Now I’ve always worked real hard to get past all of this, until today. During the most recent primary election, my parent was the judge of elections and did some questionable things. Well intentioned, but questionable, to the point they are considering criminal charges.
This would be heavy enough on its own.
Then today was the testimony hearing, and as it’s my parent I was super concerned, so I dug up a live feed on it. It was fine, even if people were testifying against them (Im a firm believer that if you mess up, own up, and deal with the consequences, personal accountability is a big deal to me) until I noticed the live comment feed.
The feed was full of misgendering and homophobic slurs, and I immediately was taken back to being this kid who just so desperately wanted friends, wanted some people he could be a kid with, and found nothing. Took me back to being that kid who was beaten up so often for being gay when he wasnt that he went to bed wishing that he woke up gay so the beatings would be “Justified” in some messed up way.

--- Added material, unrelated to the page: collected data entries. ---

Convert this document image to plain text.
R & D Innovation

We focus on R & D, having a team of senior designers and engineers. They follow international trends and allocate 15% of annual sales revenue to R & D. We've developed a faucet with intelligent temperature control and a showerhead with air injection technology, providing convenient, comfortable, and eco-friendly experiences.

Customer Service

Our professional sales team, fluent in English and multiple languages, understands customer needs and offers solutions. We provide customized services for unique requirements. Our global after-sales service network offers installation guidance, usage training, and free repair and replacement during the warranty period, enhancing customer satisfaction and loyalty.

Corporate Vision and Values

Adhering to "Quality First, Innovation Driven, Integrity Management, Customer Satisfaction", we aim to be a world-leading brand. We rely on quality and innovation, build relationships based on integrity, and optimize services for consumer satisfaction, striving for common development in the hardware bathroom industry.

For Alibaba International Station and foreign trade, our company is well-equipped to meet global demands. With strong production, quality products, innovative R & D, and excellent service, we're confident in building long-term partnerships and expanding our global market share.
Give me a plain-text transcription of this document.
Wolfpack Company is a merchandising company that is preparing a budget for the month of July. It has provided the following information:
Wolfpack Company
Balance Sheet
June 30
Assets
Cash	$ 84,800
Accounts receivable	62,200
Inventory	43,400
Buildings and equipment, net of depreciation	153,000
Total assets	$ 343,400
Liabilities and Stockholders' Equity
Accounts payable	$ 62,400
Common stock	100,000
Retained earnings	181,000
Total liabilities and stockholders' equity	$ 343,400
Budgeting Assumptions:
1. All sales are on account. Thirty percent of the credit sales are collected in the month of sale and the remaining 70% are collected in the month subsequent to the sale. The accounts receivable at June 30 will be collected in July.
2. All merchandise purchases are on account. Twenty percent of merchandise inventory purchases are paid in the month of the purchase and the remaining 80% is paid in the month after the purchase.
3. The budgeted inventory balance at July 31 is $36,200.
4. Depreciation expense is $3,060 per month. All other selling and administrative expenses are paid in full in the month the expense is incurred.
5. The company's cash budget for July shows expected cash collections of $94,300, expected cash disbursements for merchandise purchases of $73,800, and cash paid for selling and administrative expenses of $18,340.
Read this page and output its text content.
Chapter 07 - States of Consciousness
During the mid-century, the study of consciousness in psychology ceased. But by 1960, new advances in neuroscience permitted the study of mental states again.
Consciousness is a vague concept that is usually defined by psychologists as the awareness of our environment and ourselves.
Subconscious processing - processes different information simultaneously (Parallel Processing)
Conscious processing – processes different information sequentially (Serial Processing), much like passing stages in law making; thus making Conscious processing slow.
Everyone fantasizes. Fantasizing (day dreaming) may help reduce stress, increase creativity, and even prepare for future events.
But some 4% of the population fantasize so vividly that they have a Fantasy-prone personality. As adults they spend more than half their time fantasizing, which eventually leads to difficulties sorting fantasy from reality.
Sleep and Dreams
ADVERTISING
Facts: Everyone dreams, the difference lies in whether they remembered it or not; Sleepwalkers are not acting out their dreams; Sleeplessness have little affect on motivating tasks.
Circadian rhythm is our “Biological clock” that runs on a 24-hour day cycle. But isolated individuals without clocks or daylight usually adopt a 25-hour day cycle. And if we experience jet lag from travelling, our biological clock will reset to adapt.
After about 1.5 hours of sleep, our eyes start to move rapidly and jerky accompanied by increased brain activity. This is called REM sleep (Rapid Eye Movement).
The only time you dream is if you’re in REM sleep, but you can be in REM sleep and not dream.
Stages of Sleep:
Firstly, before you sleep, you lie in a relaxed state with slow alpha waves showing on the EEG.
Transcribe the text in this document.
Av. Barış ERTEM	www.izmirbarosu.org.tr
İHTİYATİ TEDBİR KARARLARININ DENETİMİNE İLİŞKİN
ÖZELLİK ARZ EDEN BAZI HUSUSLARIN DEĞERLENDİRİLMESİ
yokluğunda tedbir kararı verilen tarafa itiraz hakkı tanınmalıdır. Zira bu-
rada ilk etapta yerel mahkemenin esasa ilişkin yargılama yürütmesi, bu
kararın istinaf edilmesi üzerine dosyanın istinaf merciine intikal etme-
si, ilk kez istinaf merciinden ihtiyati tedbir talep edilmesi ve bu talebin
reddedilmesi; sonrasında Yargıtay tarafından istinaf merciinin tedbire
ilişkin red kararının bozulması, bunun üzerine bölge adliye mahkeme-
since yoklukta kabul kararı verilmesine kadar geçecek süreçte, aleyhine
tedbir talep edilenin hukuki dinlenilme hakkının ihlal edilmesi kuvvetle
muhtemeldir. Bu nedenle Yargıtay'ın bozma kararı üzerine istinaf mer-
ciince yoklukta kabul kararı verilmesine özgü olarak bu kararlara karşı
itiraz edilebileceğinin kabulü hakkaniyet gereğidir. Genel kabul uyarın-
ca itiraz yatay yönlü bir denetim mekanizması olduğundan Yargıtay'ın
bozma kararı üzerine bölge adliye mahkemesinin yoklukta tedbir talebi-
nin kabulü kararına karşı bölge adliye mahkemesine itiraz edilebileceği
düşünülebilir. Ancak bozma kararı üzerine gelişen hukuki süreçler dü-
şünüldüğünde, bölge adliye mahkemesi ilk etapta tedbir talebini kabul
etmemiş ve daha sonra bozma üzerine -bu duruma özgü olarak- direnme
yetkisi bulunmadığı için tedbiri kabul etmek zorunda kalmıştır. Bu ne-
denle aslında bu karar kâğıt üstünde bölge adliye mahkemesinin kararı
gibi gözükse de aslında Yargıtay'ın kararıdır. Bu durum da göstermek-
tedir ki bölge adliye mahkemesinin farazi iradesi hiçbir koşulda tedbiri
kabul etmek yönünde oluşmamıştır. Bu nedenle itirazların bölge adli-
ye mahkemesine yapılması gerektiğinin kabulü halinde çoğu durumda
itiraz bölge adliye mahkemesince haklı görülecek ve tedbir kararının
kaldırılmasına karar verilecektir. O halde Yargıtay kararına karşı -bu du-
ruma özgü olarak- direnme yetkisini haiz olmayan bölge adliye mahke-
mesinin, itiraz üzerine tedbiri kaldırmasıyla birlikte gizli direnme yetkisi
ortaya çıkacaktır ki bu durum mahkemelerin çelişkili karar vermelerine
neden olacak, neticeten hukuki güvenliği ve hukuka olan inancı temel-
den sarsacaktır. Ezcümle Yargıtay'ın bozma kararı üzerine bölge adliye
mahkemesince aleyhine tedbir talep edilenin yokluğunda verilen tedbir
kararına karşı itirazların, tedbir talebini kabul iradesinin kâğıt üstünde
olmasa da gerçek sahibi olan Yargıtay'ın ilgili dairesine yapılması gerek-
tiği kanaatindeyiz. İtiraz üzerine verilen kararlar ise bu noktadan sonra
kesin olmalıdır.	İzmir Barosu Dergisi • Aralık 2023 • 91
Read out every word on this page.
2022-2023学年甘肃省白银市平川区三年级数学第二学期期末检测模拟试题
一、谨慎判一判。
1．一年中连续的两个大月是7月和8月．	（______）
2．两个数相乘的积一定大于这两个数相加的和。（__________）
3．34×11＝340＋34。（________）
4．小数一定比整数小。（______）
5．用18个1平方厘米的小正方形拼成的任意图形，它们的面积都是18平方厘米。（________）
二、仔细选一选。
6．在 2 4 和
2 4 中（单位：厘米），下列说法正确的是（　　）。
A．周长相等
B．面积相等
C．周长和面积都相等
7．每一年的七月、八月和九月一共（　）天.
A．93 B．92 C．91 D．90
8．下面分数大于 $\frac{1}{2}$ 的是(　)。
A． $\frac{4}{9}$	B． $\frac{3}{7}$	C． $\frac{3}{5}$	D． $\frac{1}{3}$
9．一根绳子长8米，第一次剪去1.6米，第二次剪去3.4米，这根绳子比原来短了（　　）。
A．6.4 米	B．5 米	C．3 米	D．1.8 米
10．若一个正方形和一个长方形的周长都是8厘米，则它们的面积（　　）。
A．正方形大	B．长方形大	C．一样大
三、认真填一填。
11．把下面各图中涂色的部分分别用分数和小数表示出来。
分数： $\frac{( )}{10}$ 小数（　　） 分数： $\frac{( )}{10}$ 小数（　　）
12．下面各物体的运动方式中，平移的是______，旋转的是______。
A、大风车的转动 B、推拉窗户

It felt like every ounce of progress I’ve made in the last 15 years or so working past my childhood was ripped away in an instant, and now I’m sitting here working, angry at everything, wanting to fight the world, and at the same time weep.
My wife, my rock, however has done what she can to try to help me, and I’m blessed to have her. She sees my temper flaring up over little things that wouldnt normally bother me at work, and come up behind me to remind me to breathe, and calm down, and that Im not mad at the things Im mad at, Im mad at the bigots, but its still real heavy.